TGT has proven to be one of Vietnam’s most profitable fields, Cagle claimed, with operating costs falling at one point below $10/bbl, although $11 is more likely this year, due in part to market developments. Lack of new drilling activity generally caused the slowdown in steel and equipment manufacturing, which in turn extended the lead times for drilling the wells - hence the current stacking of thePVD-6. The impact on production therefore cancels out the benefits of the substantially lower day rate for the rig, currently $50,000/d compared with $120,000/d previously.

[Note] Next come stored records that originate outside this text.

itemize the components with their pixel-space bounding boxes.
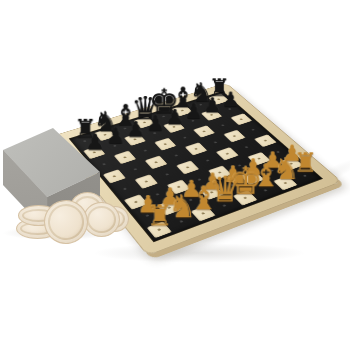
board-shadow xyxy=(92,243,307,263)
peg-hole xyxy=(143,149,147,151)
square-a1[interactable]: ♜ xyxy=(142,219,177,242)
peg-hole xyxy=(183,137,187,139)
peg-hole xyxy=(221,124,225,126)
piece-wood-rook-a1[interactable]: ♜ xyxy=(139,181,179,230)
checker-disc[interactable] xyxy=(83,202,120,237)
peg-hole xyxy=(123,188,127,191)
product-photo-scene: ♜♞♝♛♚♝♞♜♟♟♟♟♟♟♟♟♟♟♟♟♟♟♟♟♜♞♝♛♚♝♞♜ xyxy=(0,0,350,350)
light-square-inset xyxy=(154,138,177,151)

For both development projects the JOC has worked with three Vietnamese platform fabricators. “All are good,” Story said, “as are the quality of their drilling rigs - in fact, the best performance we have achieved on our wells has been with Vietnamese rigs. One reason is that the rigs are staffed by Vietnamese crews that have worked for PetroVietnam their entire careers, so they know the capabilities of the facilities.”
Phu Kanh potential
Unlike most other relatively small independent E&P companies SOCO is debt-free, and is now looking to expand elsewhere in Vietnam, the wider Asia region and North Africa, if suitable opportunities arise. “We think now is the right time to grow,” Story said. “Having come off the period of highs and lows, the industry is now at an intermediate level where things can stabilize. We think there will be a lot of M&A activity over the months ahead, and we don’t want to be left behind.”
One of the target areas is the Phu Kanh basin offshore central Vietnam, where the company has finished negotiations for a production-sharing contract (PSC) for blocks 125 and 126, adjacent to the coastline and in moderate to deepwater. Multiple structural and stratigraphic plays have shown up on available seismic, and SOCO sees potential for similar source, expulsion and migration of oil from basement as in the Cuu Long basin. JX Nippon Oil and Gas and ConocoPhillips are partners in an adjacent block, while ExxonMobil is developing a major gas discovery to the north and building an associated power station. Eni, too, has discovered gas nearby and another well on block 127 encountered oil.
No wells have ever been drilled on blocks 125 and 126, however, and if oil can be proven, it could be transformational for the company, Story suggested. Execution of the PSC, which SOCO would operate in the exploration phase in partnership with Vietnamese investment conglomerate SOVICO, should follow by mid-year. The main advantage of a PSC in Vietnam, Story explained, is that the operator has the ultimate say on how the project goes forward, while a JOC’s decisions depend on unanimity among the partners, something that is not always easy to achieve.